• Ducks look to take next step

  • By Graham Hays | January 23, 2012 7:50:47 AM PST

Editor's note: Graham Hays is counting down to the start of the 2012 college softball season with a look at each of the teams in his top 20. Check back daily for updates.

No. 15 Oregon
Last year: 42-16, 11-10 Pac-10 (eliminated in Gainesville Super Regional)
Who returns: Eight of the 10 players who totaled at least 100 plate appearances are back along with two pitchers responsible for 50 of the staff's 58 starts in 2011, so continuity isn't going to be a problem. Alexa Peterson and Courtney Ceo, a pair of sophomores, are the leading returning hitters. Peterson led all returnees in slugging percentage (.516), was second in on-base percentage (.434) and got stronger in Pac-10 play despite the defensive demands of catching. Also returning is junior outfielder Samantha Pappas, a productive hitter by almost any standard last season -- except perhaps the standard she set for herself as a freshman with an 1.113 OPS.

"I think she kept on looking for pitches that she wanted to hit instead of pitches she was going to get," Oregon coach Mike White said. "That's the big challenge. You see it frequently where a lot of players will have great freshmen years because they tend to think a lot less and just do it. Then they come in sophomore year and they don't adjust or they start thinking too much. But Sam is a talent; there's no doubt about it. Just like her freshman year, she showed that she was probably a player to watch for the player of the year.

"If Sam produces like she can, Sam and [junior outfielder] Allie Burger, this team is going to go a long way."

Who departs: The big loss is Monique Fuiava, who closed out her career last season as Oregon's best power threat. The Ducks also lose two pitchers who provided depth behind starters Jessica Moore and Samantha Skillingstad. Brittany Rumfelt graduated, and Mikayla Endicott transferred to Ohio State.

Who arrives: Two names to know are Karissa Hovinga and Janie Takeda. A pitcher with extensive experience on Canadian junior national teams, including a stint in the recent Junior World Championship in South Africa, Hovinga should be able to eat up innings to keep Moore fresh for conference play. Takeda could push for a starting spot in the outfield and will bring additional speed and a good glove to the lineup.

Preseason question: How does Oregon get over the remaining hurdle?

Oregon has come a long way in just two seasons with White at the helm. The program with the longest World Series drought in the Pac-12, including new softball member Utah, reached a super regional in each of White's first two seasons and last season recorded its first winning conference record since 1989.

The catch is that progress in college softball is more like climbing a mountain than running a marathon. Those final few steps to the summit, with the air at its thinnest and the incline at its steepest, are as tough as the sum of all those that preceded them.

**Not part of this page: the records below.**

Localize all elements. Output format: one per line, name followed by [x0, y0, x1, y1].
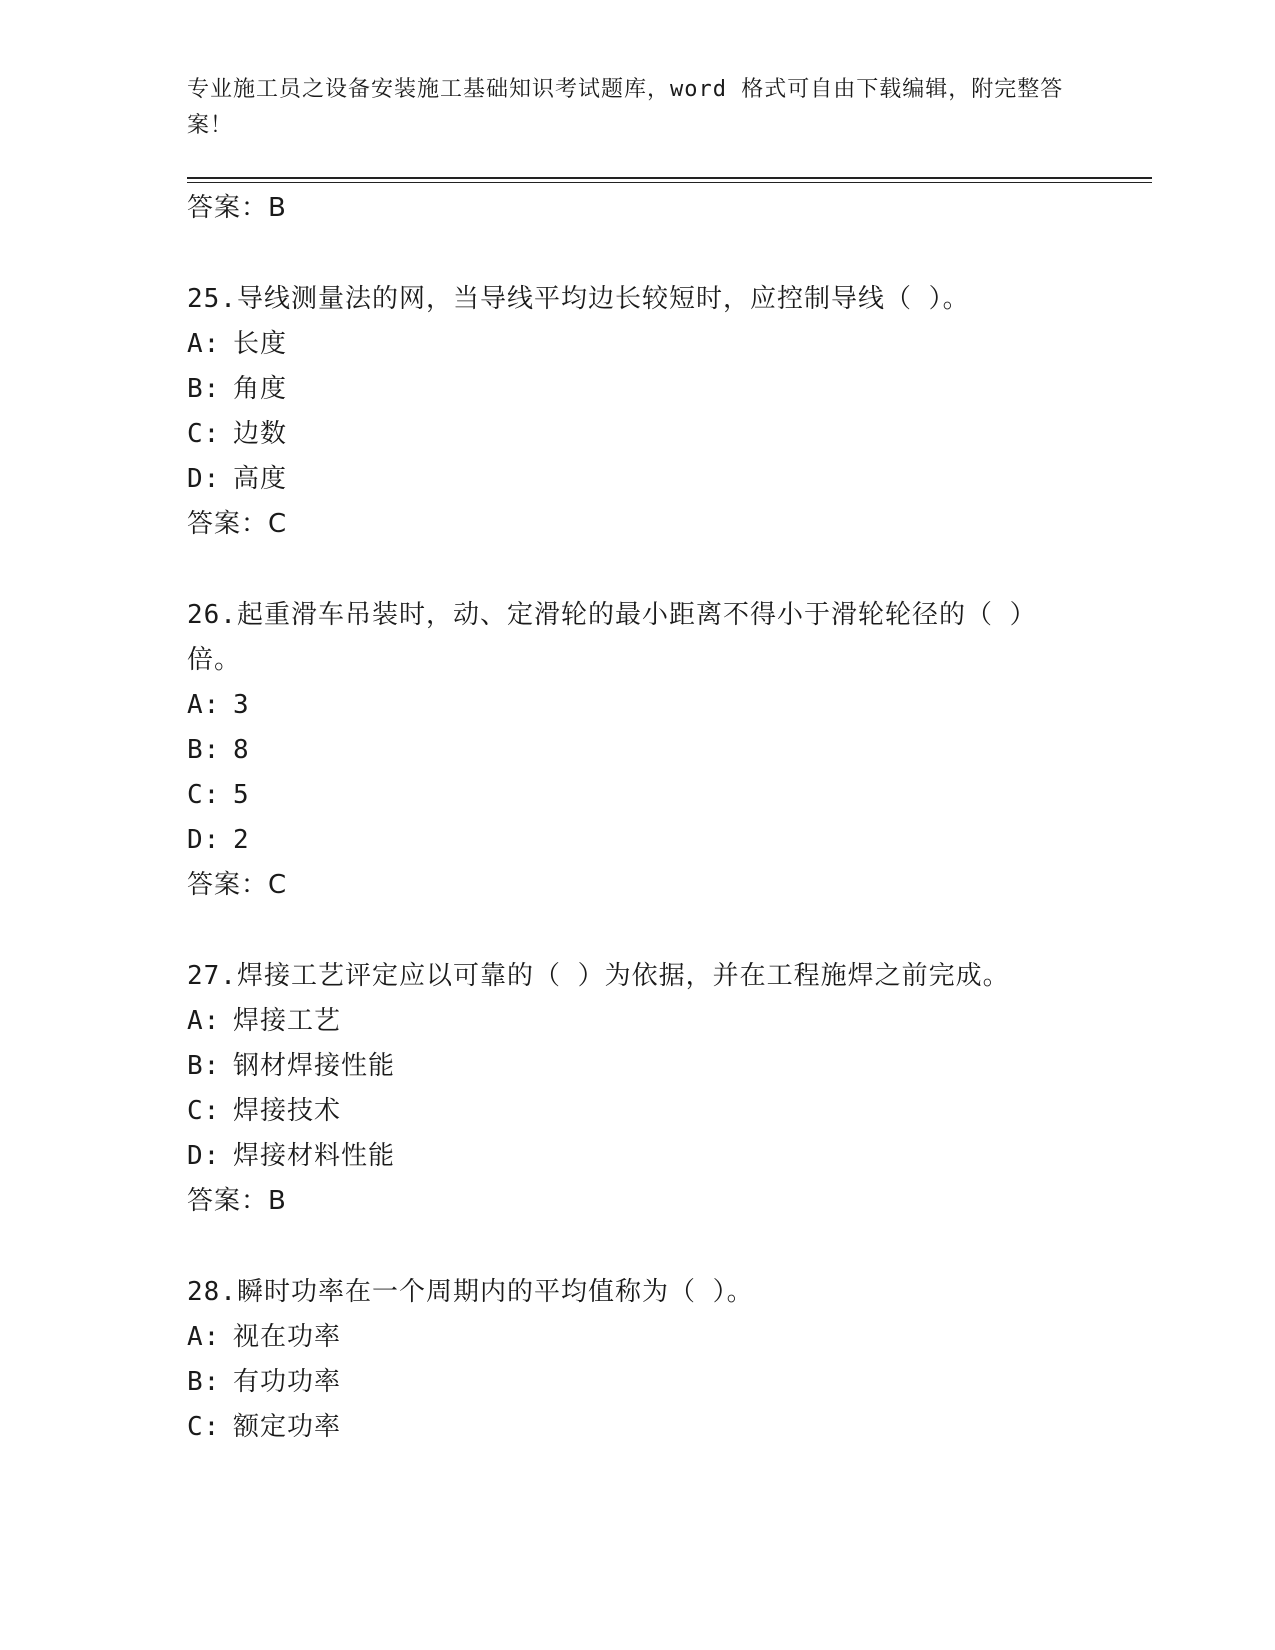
- option-text: 长度: [233, 329, 288, 359]
- option-c: [187, 1089, 1067, 1134]
- option-c: [187, 773, 1067, 818]
- option-d: [187, 818, 1067, 863]
- question-item: [187, 277, 1067, 547]
- option-text: 3: [233, 690, 250, 720]
- header-divider-thick: [187, 177, 1152, 179]
- answer-line: 答案：B: [187, 1186, 287, 1216]
- option-letter: C:: [187, 780, 221, 810]
- option-text: 焊接技术: [233, 1096, 342, 1126]
- question-stem: 26.起重滑车吊装时，动、定滑轮的最小距离不得小于滑轮轮径的（ ）倍。: [187, 600, 1037, 675]
- answer-line: 答案：C: [187, 509, 288, 539]
- option-letter: B:: [187, 1367, 221, 1397]
- answer-line: 答案：C: [187, 870, 288, 900]
- option-letter: B:: [187, 1051, 221, 1081]
- option-b: [187, 367, 1067, 412]
- spacer: [187, 231, 1067, 277]
- option-letter: A:: [187, 1006, 221, 1036]
- question-item: [187, 1270, 1067, 1450]
- option-letter: C:: [187, 1412, 221, 1442]
- option-d: [187, 1134, 1067, 1179]
- option-text: 焊接材料性能: [233, 1141, 396, 1171]
- option-letter: B:: [187, 735, 221, 765]
- option-letter: D:: [187, 464, 221, 494]
- option-letter: A:: [187, 329, 221, 359]
- question-list: [187, 186, 1067, 1450]
- spacer: [187, 547, 1067, 593]
- question-stem: 27.焊接工艺评定应以可靠的（ ）为依据，并在工程施焊之前完成。: [187, 961, 1010, 991]
- option-letter: D:: [187, 825, 221, 855]
- option-b: [187, 728, 1067, 773]
- header-divider-thin: [187, 182, 1152, 183]
- option-letter: B:: [187, 374, 221, 404]
- option-a: [187, 1315, 1067, 1360]
- option-b: [187, 1044, 1067, 1089]
- option-text: 钢材焊接性能: [233, 1051, 396, 1081]
- option-text: 5: [233, 780, 250, 810]
- option-text: 高度: [233, 464, 288, 494]
- option-c: [187, 1405, 1067, 1450]
- option-text: 焊接工艺: [233, 1006, 342, 1036]
- page-header: 专业施工员之设备安装施工基础知识考试题库，word 格式可自由下载编辑，附完整答案！: [187, 77, 1064, 138]
- option-text: 有功功率: [233, 1367, 342, 1397]
- option-text: 额定功率: [233, 1412, 342, 1442]
- spacer: [187, 908, 1067, 954]
- option-a: [187, 322, 1067, 367]
- option-letter: A:: [187, 690, 221, 720]
- question-item: [187, 954, 1067, 1224]
- question-stem: 28.瞬时功率在一个周期内的平均值称为（ ）。: [187, 1277, 754, 1307]
- answer-line: 答案：B: [187, 193, 287, 223]
- option-text: 角度: [233, 374, 288, 404]
- question-stem: 25.导线测量法的网，当导线平均边长较短时，应控制导线（ ）。: [187, 284, 970, 314]
- option-b: [187, 1360, 1067, 1405]
- option-a: [187, 683, 1067, 728]
- option-text: 边数: [233, 419, 288, 449]
- question-item: [187, 593, 1067, 908]
- option-letter: C:: [187, 419, 221, 449]
- option-text: 8: [233, 735, 250, 765]
- option-letter: A:: [187, 1322, 221, 1352]
- option-d: [187, 457, 1067, 502]
- option-a: [187, 999, 1067, 1044]
- option-text: 2: [233, 825, 250, 855]
- option-letter: D:: [187, 1141, 221, 1171]
- option-text: 视在功率: [233, 1322, 342, 1352]
- option-letter: C:: [187, 1096, 221, 1126]
- option-c: [187, 412, 1067, 457]
- spacer: [187, 1224, 1067, 1270]
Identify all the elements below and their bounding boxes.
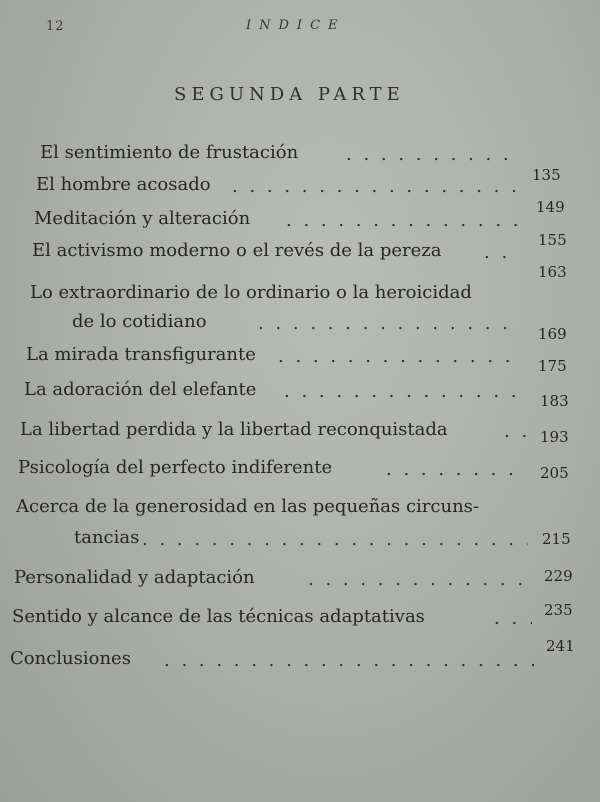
- dot-leader: [164, 650, 534, 672]
- toc-entry-title: El hombre acosado: [36, 174, 211, 195]
- dot-leader: [308, 569, 530, 591]
- dot-leader: [232, 176, 516, 198]
- page-number: 12: [46, 19, 65, 34]
- toc-page-number: 183: [540, 392, 569, 410]
- toc-page-number: 193: [540, 428, 569, 446]
- toc-entry-title: Lo extraordinario de lo ordinario o la heroicidad: [30, 282, 472, 303]
- toc-entry-title: Sentido y alcance de las técnicas adaptativas: [12, 606, 425, 627]
- running-head: INDICE: [246, 18, 346, 33]
- toc-entry: [40, 142, 298, 164]
- toc-entry-title: La libertad perdida y la libertad reconquistada: [20, 419, 448, 440]
- toc-entry-continuation: tancias: [74, 527, 140, 548]
- toc-page-number: 205: [540, 464, 569, 482]
- dot-leader: [258, 313, 518, 335]
- toc-page-number: 163: [538, 263, 567, 281]
- toc-entry-title: La adoración del elefante: [24, 379, 257, 400]
- toc-entry-title: La mirada transfigurante: [26, 344, 256, 365]
- toc-page-number: 215: [542, 530, 571, 548]
- toc-page-number: 149: [536, 198, 565, 216]
- toc-page-number: 241: [546, 637, 575, 655]
- toc-entry-continuation: de lo cotidiano: [72, 311, 207, 332]
- dot-leader: [142, 529, 528, 551]
- toc-entry: [34, 208, 250, 230]
- toc-page-number: 135: [532, 166, 561, 184]
- toc-entry: [24, 379, 256, 401]
- toc-entry: [30, 282, 472, 304]
- toc-entry: [20, 419, 448, 441]
- dot-leader: [286, 210, 518, 232]
- dot-leader: [494, 608, 532, 630]
- dot-leader: [484, 242, 518, 264]
- toc-entry: [16, 496, 479, 518]
- toc-entry-title: Acerca de la generosidad en las pequeñas circuns-: [16, 496, 479, 517]
- toc-entry: [12, 606, 425, 628]
- dot-leader: [284, 381, 520, 403]
- dot-leader: [386, 459, 526, 481]
- toc-page-number: 229: [544, 567, 573, 585]
- dot-leader: [504, 421, 526, 443]
- toc-page-number: 169: [538, 325, 567, 343]
- section-title: SEGUNDA PARTE: [174, 84, 405, 105]
- toc-entry-title: Personalidad y adaptación: [14, 567, 255, 588]
- toc-entry: [32, 240, 442, 262]
- toc-page-number: 175: [538, 357, 567, 375]
- toc-page-number: 155: [538, 231, 567, 249]
- toc-entry: [18, 457, 332, 479]
- dot-leader: [278, 346, 518, 368]
- toc-entry-title: Meditación y alteración: [34, 208, 251, 229]
- toc-entry-title: El activismo moderno o el revés de la pereza: [32, 240, 442, 261]
- toc-entry-title: Psicología del perfecto indiferente: [18, 457, 333, 478]
- dot-leader: [346, 144, 511, 166]
- toc-entry-title: Conclusiones: [10, 648, 131, 669]
- toc-page-number: 235: [544, 601, 573, 619]
- toc-entry: [14, 567, 255, 589]
- toc-entry-title: El sentimiento de frustación: [40, 142, 299, 163]
- toc-entry: [26, 344, 256, 366]
- toc-entry: [10, 648, 131, 670]
- toc-entry: [36, 174, 211, 196]
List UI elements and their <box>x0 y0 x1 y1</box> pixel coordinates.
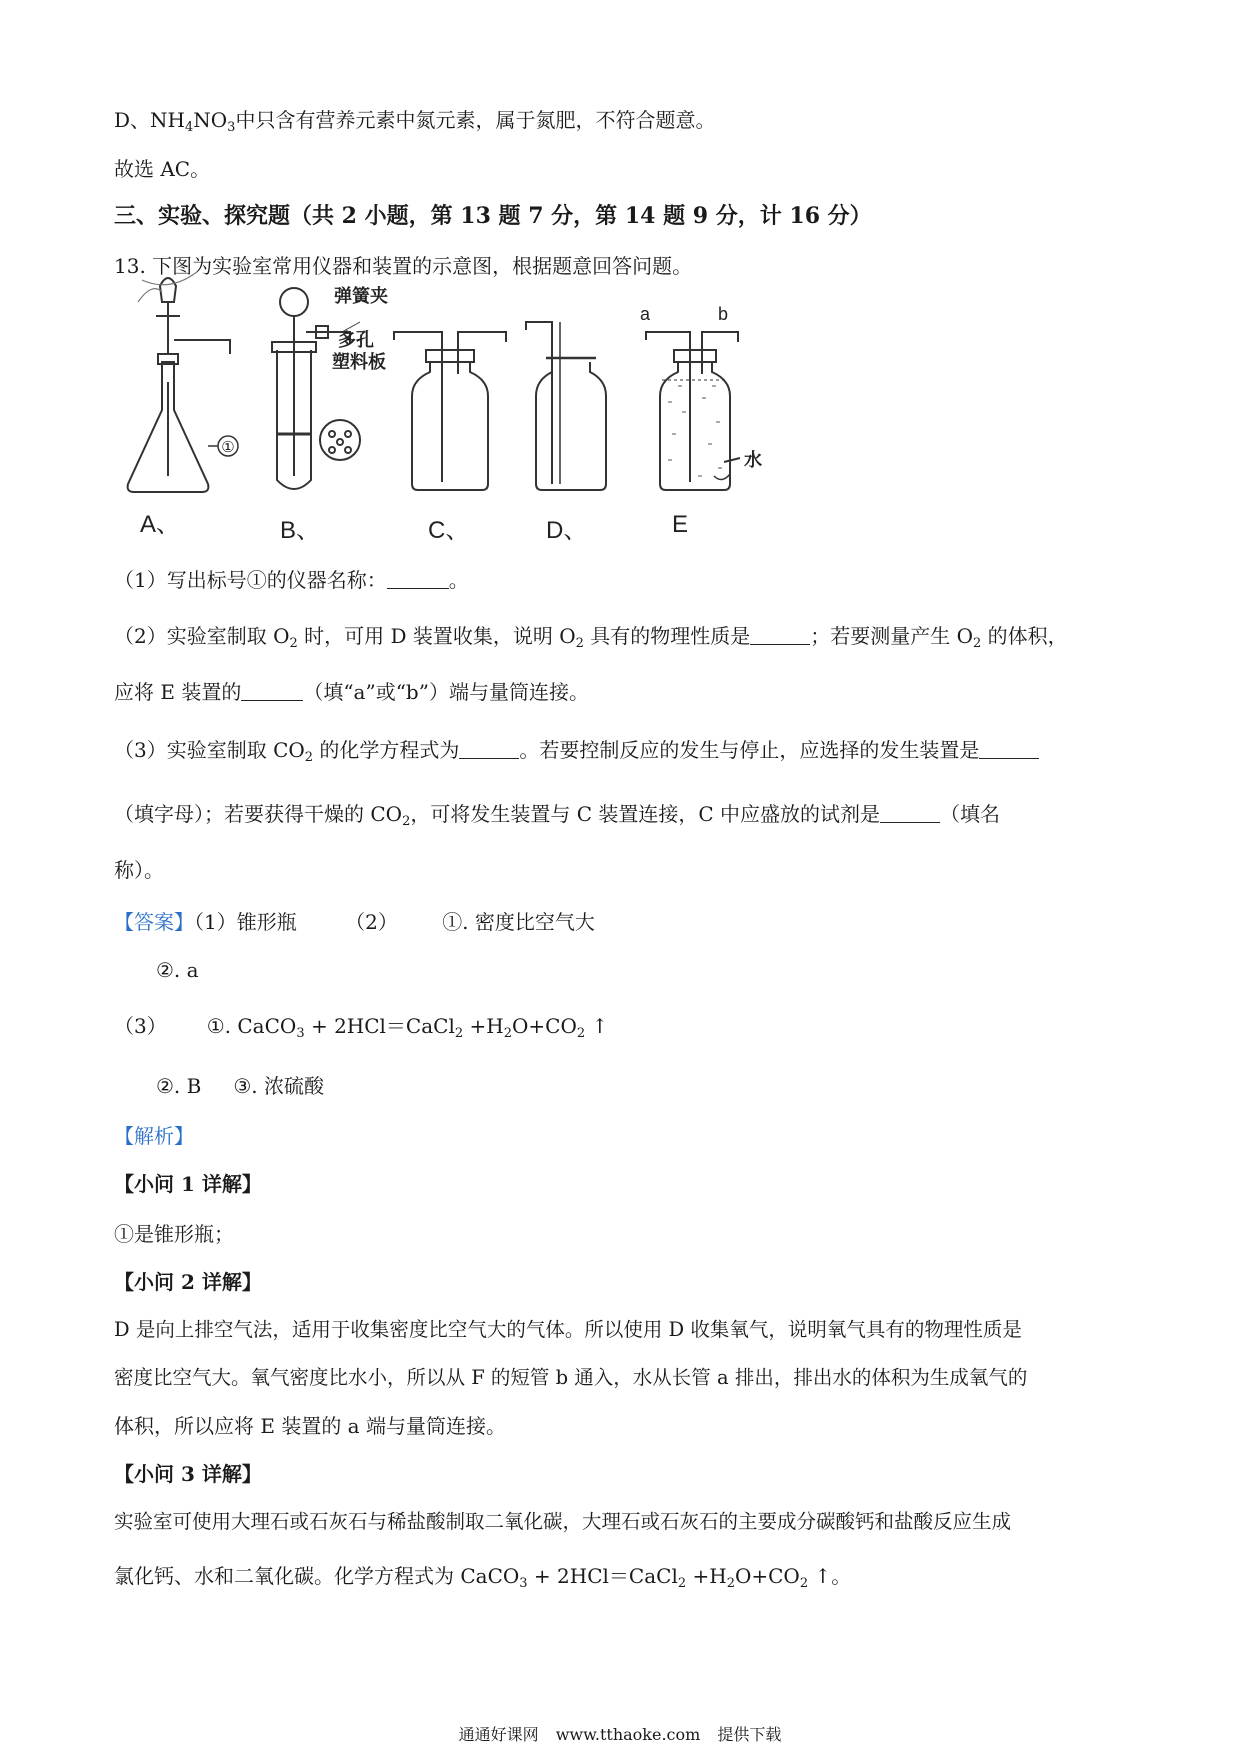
sub-question-3-text-1: 实验室可使用大理石或石灰石与稀盐酸制取二氧化碳，大理石或石灰石的主要成分碳酸钙和盐酸反应生成 <box>114 1510 1012 1533</box>
apparatus-d <box>526 322 606 544</box>
apparatus-b <box>272 285 388 544</box>
label-circle-1: ① <box>221 438 235 456</box>
answer-line-2: ②. a <box>156 958 199 982</box>
apparatus-a <box>128 274 238 538</box>
answer-line-3: （3） ①. CaCO$_3$ + 2HCl＝CaCl$_2$ $+H_2O+CO_2$ ↑ <box>114 1014 609 1041</box>
answer-tag: 【答案】 <box>114 910 194 934</box>
label-e-a: a <box>640 304 651 324</box>
answer-blank <box>750 624 810 645</box>
answer-blank <box>241 680 303 701</box>
sub-question-2-heading: 【小问 2 详解】 <box>114 1270 262 1294</box>
answer-blank <box>459 738 519 759</box>
analysis-tag: 【解析】 <box>114 1124 194 1148</box>
answer-line-1: 【答案】（1）锥形瓶 （2） ①. 密度比空气大 <box>114 910 595 934</box>
sub-question-2-text-2: 密度比空气大。氧气密度比水小，所以从 F 的短管 b 通入，水从长管 a 排出，排出水的体积为生成氧气的 <box>114 1366 1028 1389</box>
label-porous: 多孔 <box>338 330 374 351</box>
label-d: D、 <box>546 517 588 544</box>
page-footer <box>0 1722 1240 1745</box>
footer-site-name: 通通好课网 <box>458 1725 539 1744</box>
choose-line: 故选 AC。 <box>114 157 211 181</box>
q2-line-2: 应将 E 装置的 （填“a”或“b”）端与量筒连接。 <box>114 680 589 704</box>
section-title: 三、实验、探究题（共 2 小题，第 13 题 7 分，第 14 题 9 分，计 16 分） <box>114 203 872 229</box>
answer-blank <box>880 802 940 823</box>
label-e-b: b <box>718 304 729 324</box>
q1-line: （1）写出标号①的仪器名称： 。 <box>114 568 469 592</box>
water-fill <box>668 386 722 476</box>
sub-question-2-text-1: D 是向上排空气法，适用于收集密度比空气大的气体。所以使用 D 收集氧气，说明氧气具有的物理性质是 <box>114 1318 1022 1341</box>
q3-line-2: （填字母）；若要获得干燥的 $CO_2$，可将发生装置与 C 装置连接，C 中应盛放的试剂是 （填名 <box>114 802 1001 829</box>
label-e: E <box>672 511 689 538</box>
sub-question-3-text-2: 氯化钙、水和二氧化碳。化学方程式为 CaCO$_3$ + 2HCl＝CaCl$_2$ $+H_2O+CO_2$ ↑。 <box>114 1564 852 1591</box>
label-plastic-plate: 塑料板 <box>332 352 386 373</box>
d-option-line: D、$NH_4NO_3$中只含有营养元素中氮元素，属于氮肥，不符合题意。 <box>114 108 716 135</box>
label-c: C、 <box>428 517 470 544</box>
sub-question-1-heading: 【小问 1 详解】 <box>114 1172 262 1196</box>
label-b: B、 <box>280 517 321 544</box>
sub-question-1-text: ①是锥形瓶； <box>114 1222 234 1246</box>
label-a: A、 <box>140 511 181 538</box>
apparatus-a-funnel <box>160 278 176 302</box>
sub-question-2-text-3: 体积，所以应将 E 装置的 a 端与量筒连接。 <box>114 1414 506 1438</box>
q3-line-1: （3）实验室制取 $CO_2$ 的化学方程式为 。若要控制反应的发生与停止，应选择的发生装置是 <box>114 736 1039 764</box>
footer-download: 提供下载 <box>717 1725 782 1744</box>
apparatus-b-funnel <box>280 288 308 316</box>
question-13-stem: 13. 下图为实验室常用仪器和装置的示意图，根据题意回答问题。 <box>114 254 693 278</box>
label-water: 水 <box>744 450 762 471</box>
q2-line-1: （2）实验室制取 $O_2$ 时，可用 D 装置收集，说明 $O_2$ 具有的物理性质是 ；若要测量产生 $O_2$ 的体积， <box>114 624 1068 651</box>
answer-line-4: ②. B ③. 浓硫酸 <box>156 1074 324 1098</box>
answer-blank <box>387 568 449 589</box>
sub-question-3-heading: 【小问 3 详解】 <box>114 1462 262 1486</box>
q3-line-3: 称）。 <box>114 858 164 882</box>
footer-url[interactable]: www.tthaoke.com <box>555 1725 701 1744</box>
apparatus-figure <box>112 262 832 544</box>
apparatus-e <box>640 304 762 538</box>
apparatus-c <box>394 332 506 544</box>
answer-blank <box>979 738 1039 759</box>
label-spring-clip: 弹簧夹 <box>334 286 388 307</box>
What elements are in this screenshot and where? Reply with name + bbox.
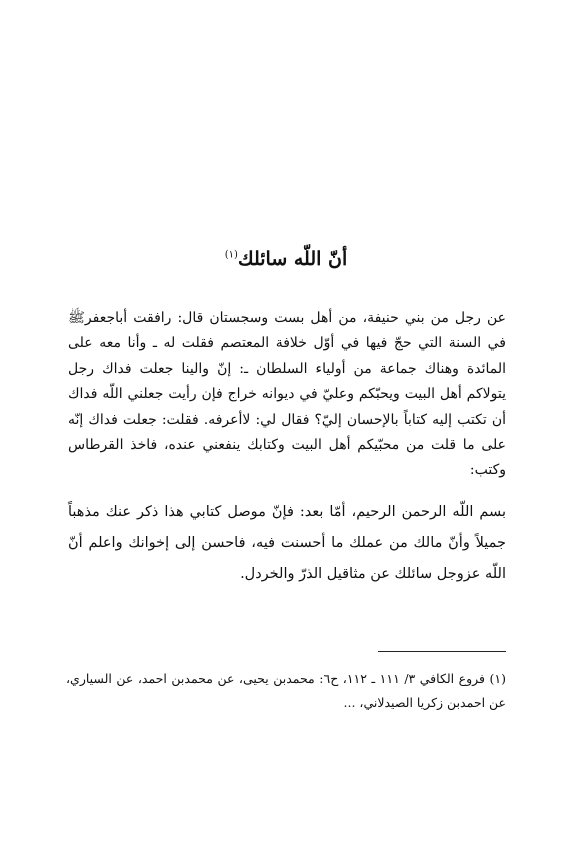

"I think two trips to the super regionals has set in place an expectation for us and a kind of taste of what it's like to get that far in the tournament," White said. "But it's also a great goal of ours now to get to the next step, which is going to be the College World Series. We realize there's a big jump from being in the top 15 to the top eight."

No matter how much offensive numbers soar in college softball, a pitcher capable of winning games by herself and giving her teammates an opportunity to win them against other aces is a tried and true recipe for success. Moore looked like that pitcher for long stretches last season as a sophomore, going 24-11 with a 1.90 ERA and 224 strikeouts in 206.2 innings to put herself in the conversation with Pac-12 foes such as Arizona State's Dallas Escobedo, Arizona's Kenzie Fowler, Stanford's Teagan Gerhart and Cal's Jolene Henderson. A small-school prep product out of California, Moore could be a late bloomer in a sport where aces are often tracked from middle school.

"I'm expecting more from Jessica this year," White said. "I think Jessica could be even better than what she's shown in the last two years. She has the ability to throw with anybody in the country as far as her movement, her velocity, her change of speed. She's got all the tools. Now we just need her to tighten it up, kind of like how Danielle Lawrie did."

One area of improvement Moore noted last season was composure, not letting errors behind her be a distraction. She needs to build on that, but the Ducks also need to give her fewer opportunities to do so. No Pac-12 team was even close to their league-worst 79 errors or .951 fielding percentage. Those miscues led to 44 unearned runs. By comparison, national champion Arizona State allowed just nine unearned runs in 66 games.

The Sun Devils were a defensive mess when coach Clint Myers arrived. Changing that was one key to becoming regular visitors to Oklahoma City.

"We're certainly working on some mechanical things, some fundamentals that allow us to make those plays, but a lot of it is mental," White said. "You've got to understand that you are going to make errors, but it's not usually the one error that hurts you. It's the three or four in a game. That's what we've been guilty of in the past."